Mrs. C. W. Bates, witness for propounders, testified: "My given name is Myrtle, and I am the daughter of Mr. and Mrs. R. C. Pickens. I knew Margaret Deyton from her babyhood. I was about nine years older than she. I am the mother of this little girl, Mary Margaret Bates. She is my oldest child. The only child I had when the will was made. She was named Mary for her grandmother and Margaret for my cousin, Margaret Deyton. I am the wife of Rev. C. W. Bates, pastor of Grace Church at Greensboro, now. When the will was executed we lived in Asheville, where he was pastor of the Asheville Methodist Protestant Church. He was pastor of the church for five years. (498) We went from there to Grace Church at Greensboro. I remember when Miss Deyton came back from New Mexico. My husband, Mr. Bates, went out there for her and brought her back. The body of those papers (A and B) are in my handwriting. Margaret Deyton deposited the paper-writings marked Exhibit `A' and `B' with Mr. Bates, and he took them. He was gone just about a week. My husband had no other purpose in going to New Mexico except to go after her. I was with my cousin Margaret almost continually up to the time she died. She died at my mother's home.

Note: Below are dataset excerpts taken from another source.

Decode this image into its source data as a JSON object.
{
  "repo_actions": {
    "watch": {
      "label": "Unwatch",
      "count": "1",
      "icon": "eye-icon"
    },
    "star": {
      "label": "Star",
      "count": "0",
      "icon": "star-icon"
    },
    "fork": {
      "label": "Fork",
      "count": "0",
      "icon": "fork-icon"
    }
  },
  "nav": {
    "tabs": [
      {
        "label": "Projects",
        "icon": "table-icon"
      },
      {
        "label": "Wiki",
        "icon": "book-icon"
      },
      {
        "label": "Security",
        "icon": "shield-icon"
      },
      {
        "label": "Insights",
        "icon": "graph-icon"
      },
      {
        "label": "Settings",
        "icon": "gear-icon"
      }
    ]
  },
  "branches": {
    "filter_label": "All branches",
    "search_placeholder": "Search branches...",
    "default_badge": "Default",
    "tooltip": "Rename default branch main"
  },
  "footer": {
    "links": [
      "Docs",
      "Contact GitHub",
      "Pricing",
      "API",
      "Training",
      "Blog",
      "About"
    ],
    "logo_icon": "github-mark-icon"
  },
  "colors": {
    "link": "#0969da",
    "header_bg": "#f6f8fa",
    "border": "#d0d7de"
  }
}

Her mental condition was excellent, even to small details."
C. H. Shope, witness for propounders, testified: "I live at Weaverville, about a couple of hundred yards from Mr. R. C. Pickens' residence. I knew Miss Margaret Deyton for about ten years. She lived with Mr. Pickens. I went to see her several times after she came back from New Mexico. I do not think she lived over a week after she came back; maybe eight days. So far as I had any conversation with her, I never detected anything wrong with her mind. She was always considered a bright girl in Weaverville. I did not talk very much with her. I would go up almost every day and see her and ask her if I could do anything for her. She would always answer me intelligently. I did not allow her to talk to me much, because she was weak and it would make her cough. I am not related to any of the parties and have no interest whatever in the suit."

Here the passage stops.